Performans planlama, çalışanın değerlendirme dönemi boyunca kendinden neler beklendiği, nelere, hangi kriterlere göre değerlendirileceği konusunda bilgilendirildiği süreçtir. Her değerlendirme dönemi öncesinde, performans değerlendirme formları performans planları dikkate alınarak revize edilir. Performans yönetiminin en önemli amacı, çalışanın sürekli gelişimini sağlamak olduğundan sürecin, performansın izlenmesi ve rehberlik aşaması büyük önem arz etmektedir. Bu aşamada, yönetici ile çalışan zaman zaman bir araya gelerek, çalışanın değerlendirme döneminde hangi yetkinlikleri geliştirmesi gerektiği üzerine görüş alışverişinde bulunur. Yönetici, kendisinden beklenenleri ne kadar gerçekleştirdiğine ilişkin olarak çalışanı bilgilendirir ve daha iyi performans göstermesi için yönlendirir. PYS sürecinin en hassas aşaması olan performans değerlendirme aşamasında, çalışanların performans sonuçları belirlenir. Bir başka ifadeyle, çalışanların performans düzeylerinin ölçümü yapılır. Performans puanlarının verilmesinden sonra, yönetici ve çalışan bir araya gelerek geri bildirim görüşmesi gerçekleştirir. Bu görüşmede çalışana değerlendirme sonuçları aktarılır. Yönetici, standartlarla fiili performans arasındaki farkı ortaya koyar. Görüşmede çalışanın “Performans Gelişim Planı” hazırlanır. Planda çalışanın güçlü yönleri ve gelişim alanları açık bir şekilde tanımlanır. Daha sonra çalışanın geliştirilmesi gereken yönlerinden 3-4 alan seçilerek gelişim hedefi olarak tanımlanır. Tanımlanan gelişim hedeflerine ulaşmak için yapılması gereken aktiviteler belirlenir ve planlanır. Örneğin; çalışanın gelişim sağlamak için hangi eğitim programlarına katılacağı, hangi görevleri üstleneceği detaylı bir şekilde yazılır. PYS sürecinin son aşaması performans değerlendirme sonuçlarının kullanılmasıdır. Performans sonuçları, ödül, ücret artışı, terfi, uyarma, eğitim, kariyer planlama gibi personel kararlarında kullanılır.
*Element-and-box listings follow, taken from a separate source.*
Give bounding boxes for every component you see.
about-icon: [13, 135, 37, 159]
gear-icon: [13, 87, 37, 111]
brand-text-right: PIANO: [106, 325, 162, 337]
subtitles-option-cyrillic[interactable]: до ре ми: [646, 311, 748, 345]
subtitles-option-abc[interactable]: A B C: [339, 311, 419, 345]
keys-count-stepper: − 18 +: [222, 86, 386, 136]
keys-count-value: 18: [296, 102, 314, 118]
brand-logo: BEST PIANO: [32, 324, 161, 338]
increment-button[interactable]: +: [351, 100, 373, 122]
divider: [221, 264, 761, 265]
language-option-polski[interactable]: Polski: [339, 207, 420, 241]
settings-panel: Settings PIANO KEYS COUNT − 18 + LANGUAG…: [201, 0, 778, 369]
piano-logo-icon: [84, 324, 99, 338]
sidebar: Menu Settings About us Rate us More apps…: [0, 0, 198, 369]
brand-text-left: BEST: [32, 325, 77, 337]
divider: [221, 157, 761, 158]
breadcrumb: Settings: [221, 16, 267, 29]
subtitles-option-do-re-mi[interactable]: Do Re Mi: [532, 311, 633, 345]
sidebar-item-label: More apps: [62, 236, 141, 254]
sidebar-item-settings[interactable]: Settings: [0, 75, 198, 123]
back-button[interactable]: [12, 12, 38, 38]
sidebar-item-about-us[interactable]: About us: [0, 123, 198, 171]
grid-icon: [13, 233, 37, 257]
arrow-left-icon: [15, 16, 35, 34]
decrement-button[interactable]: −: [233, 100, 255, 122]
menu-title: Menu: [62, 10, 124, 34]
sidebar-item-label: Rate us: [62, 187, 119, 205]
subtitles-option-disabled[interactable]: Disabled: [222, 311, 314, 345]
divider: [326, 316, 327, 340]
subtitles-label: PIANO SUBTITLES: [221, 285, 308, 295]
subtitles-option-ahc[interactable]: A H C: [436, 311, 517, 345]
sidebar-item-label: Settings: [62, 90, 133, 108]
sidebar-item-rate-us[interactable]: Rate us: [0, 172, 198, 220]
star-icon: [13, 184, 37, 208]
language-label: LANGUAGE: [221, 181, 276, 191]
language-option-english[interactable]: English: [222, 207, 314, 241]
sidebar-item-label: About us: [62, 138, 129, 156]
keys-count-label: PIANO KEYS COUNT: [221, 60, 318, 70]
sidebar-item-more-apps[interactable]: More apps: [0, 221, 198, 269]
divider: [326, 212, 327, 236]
PYS’nin sağlıklı bir şekilde uygulanabilmesinin ön koşulu üst yönetimin bu sistemin uygulanmasına destek vermesidir. Öte yandan, kurum çalışanlarının da, bu çalışmayı ek bir iş olarak algılamamaları tam tersine sorumluluklarının bir parçası olarak görmeleri gerekmektedir. Çalışanların sistemi sahiplenmesini ve etkili bir şekilde kullanmasını sağlamak için uygulamaya ilişkin sürekli bilgilendirmelerin yapılması, sistemle ilgili bilgilerin kulaktan kulağa değil; bizzat sistemi uygulayacak kişiler tarafından aktarılması gerekmektedir. Bu bağlamda, Bakanlık için tasarımlanan PYS’nin uygulama sürecine geçilmeden önce yönetici ve çalışanlara sisteme ilişkin eğitim ve uygulama programları hazırlanarak sisteme uyum sürecinin hızlandırılması planlanmaktadır.
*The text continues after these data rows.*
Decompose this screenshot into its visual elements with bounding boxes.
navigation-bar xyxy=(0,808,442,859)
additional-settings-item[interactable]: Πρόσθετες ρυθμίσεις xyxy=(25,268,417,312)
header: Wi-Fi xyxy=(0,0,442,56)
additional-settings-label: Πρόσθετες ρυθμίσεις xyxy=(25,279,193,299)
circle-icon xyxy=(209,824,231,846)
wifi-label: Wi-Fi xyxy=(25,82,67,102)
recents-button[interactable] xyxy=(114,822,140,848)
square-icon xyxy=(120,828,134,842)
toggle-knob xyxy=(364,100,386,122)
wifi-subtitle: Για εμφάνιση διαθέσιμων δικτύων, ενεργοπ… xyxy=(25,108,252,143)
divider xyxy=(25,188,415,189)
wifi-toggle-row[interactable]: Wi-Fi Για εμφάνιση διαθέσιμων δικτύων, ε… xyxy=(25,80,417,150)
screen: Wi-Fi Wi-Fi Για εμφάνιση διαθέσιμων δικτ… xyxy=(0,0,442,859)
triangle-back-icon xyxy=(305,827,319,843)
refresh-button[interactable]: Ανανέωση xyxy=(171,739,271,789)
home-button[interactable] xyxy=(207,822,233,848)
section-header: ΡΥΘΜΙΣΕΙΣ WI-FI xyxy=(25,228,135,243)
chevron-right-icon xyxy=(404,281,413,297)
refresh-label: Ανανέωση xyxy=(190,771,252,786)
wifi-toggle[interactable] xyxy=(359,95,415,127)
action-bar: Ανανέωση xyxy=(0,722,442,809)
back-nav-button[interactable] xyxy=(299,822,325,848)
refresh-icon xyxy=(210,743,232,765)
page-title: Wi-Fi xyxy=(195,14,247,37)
Çalışan verimliliği üzerine odaklanan PYS, hiçbir zaman cezalandırma aracı olarak kullanılmamalıdır. Aksine, PYS performansla ilgili problemlerin nedenlerini ve çözüm yollarını belirlemeye ve çalışanın zayıf yönlerini yok etmesi, güçlü yönlerini daha da kuvvetlendirmesi yönünde teşvik etmeye yönelik bir araç olarak kullanılmalıdır.